117 Nevertheless, in our view that does not lend support to the respondents’ argument, which would require a warping of the plain language of the statute where it uses the word ‘religion’. We understand their argument concerning consequences and that they contend that Parliament cannot have intended those consequences. It is, unfortunately, sometimes the case that legislation has unintended consequences.
118 Whether, in this case, there are unintended consequences is a different question from the definitional issue with which we have been dealing.
119 For these reasons we find that the relevant religion is Christianity.
The Tribunal then decided to protect itself, if it were criticised for getting religion wrong:
In case our understanding of the meaning of the word religion in the context of [the defence], in the interests of completeness, we will proceed to determine what is the religion of Wesley Mission, if the ordinary meaning of the word religion is accepted to include a denomination, and this is what Parliament meant by its use of the term.
Would the act of excluding gays or lesbians from the formal be consistent with the doctrine of Christianity
The Tribunal held:
Evidence was adduced in these proceedings that the leadership of the Wesley Mission believe it to be a fundamental Biblical teaching that ‘monogamous heterosexual partnership within marriage’ is both the ‘norm and ideal’. However, it does not follow, and nor is it asserted, that that belief can properly be described as a doctrine of the Christian religion.
It is common ground that there is a diversity of views and beliefs within the Christian religion on the issue of homosexuality. The debate within the Uniting Church, about which much evidence was given in these proceedings, is but one of many examples that can be cited to illustrate this point.
In our view the respondents have failed to establish that the nominated doctrine constitutes a doctrine of the Christian religion.
The Tribunal went on to say that it was not persuaded that the doctrine was that of the religion of the Uniting Church.
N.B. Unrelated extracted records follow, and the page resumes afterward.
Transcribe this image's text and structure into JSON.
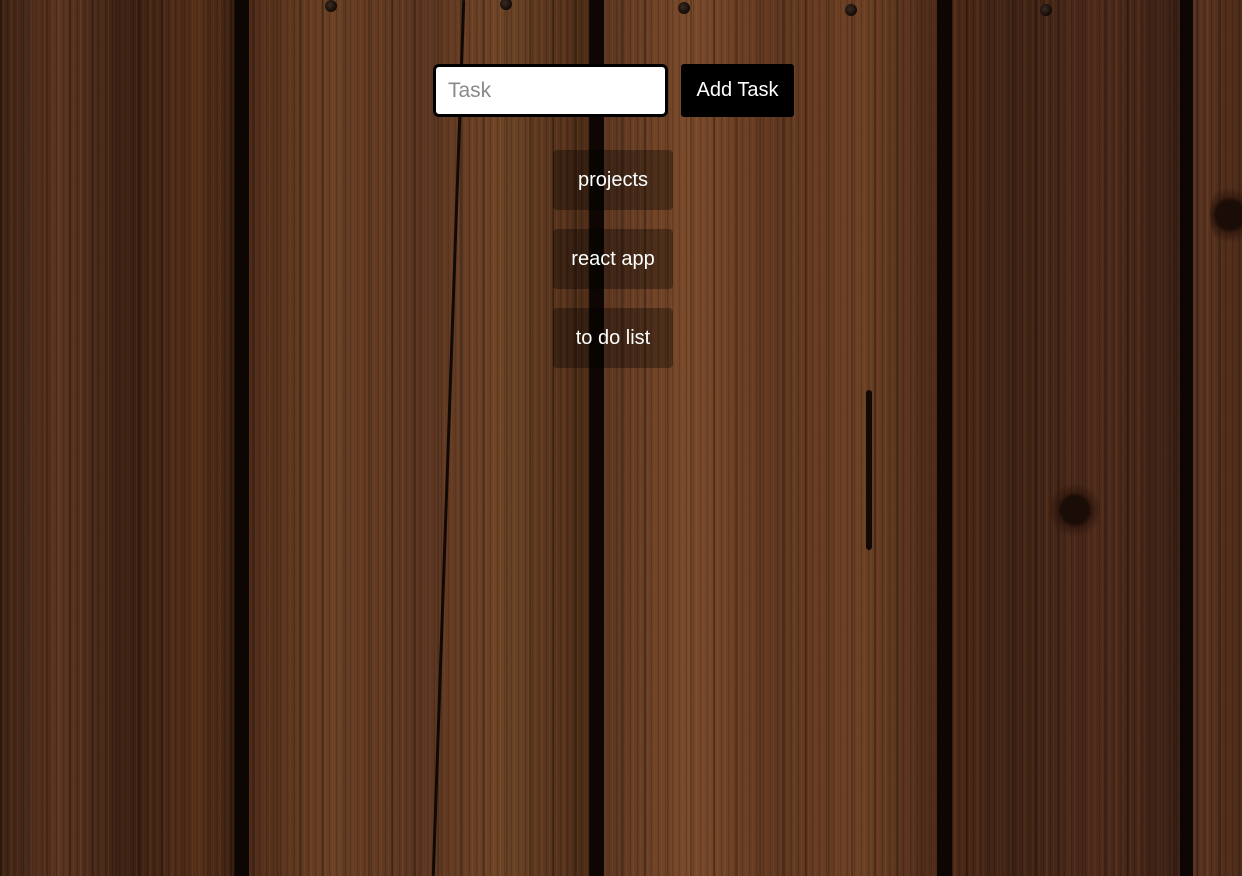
{
  "form": {
    "task_placeholder": "Task",
    "task_value": "",
    "add_label": "Add Task"
  },
  "tasks": [
    {
      "label": "projects"
    },
    {
      "label": "react app"
    },
    {
      "label": "to do list"
    }
  ],
  "colors": {
    "button_bg": "#000000",
    "item_bg": "rgba(0,0,0,0.32)",
    "text": "#ffffff"
  }
}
The Tribunal accepted the submission of the gay couple that the exemption will only apply where the ‘act or practice’ is necessary to avoid injuring the religious susceptibilities of all (or at least a significant majority) of the adherents at once’. Because of the diversity of views iwthin the Christian religion (indeed even in the Uniting Church) about homosexuality, it was not possible to offend the religious susceptabilities of all or most Christians, and therefore this exemption did not apply.
Applying the case to the school formal
A Christian religious school that seeks to rely on this defence will have the immediate difficulty of the incredible diversity of views within Christianity as to homosexuality. As long as the Metropolitan Community Church for example, exists, then it can be legitimately be argued that there is not a defence open to the school based on religion in preventing same sex students from going to the formal.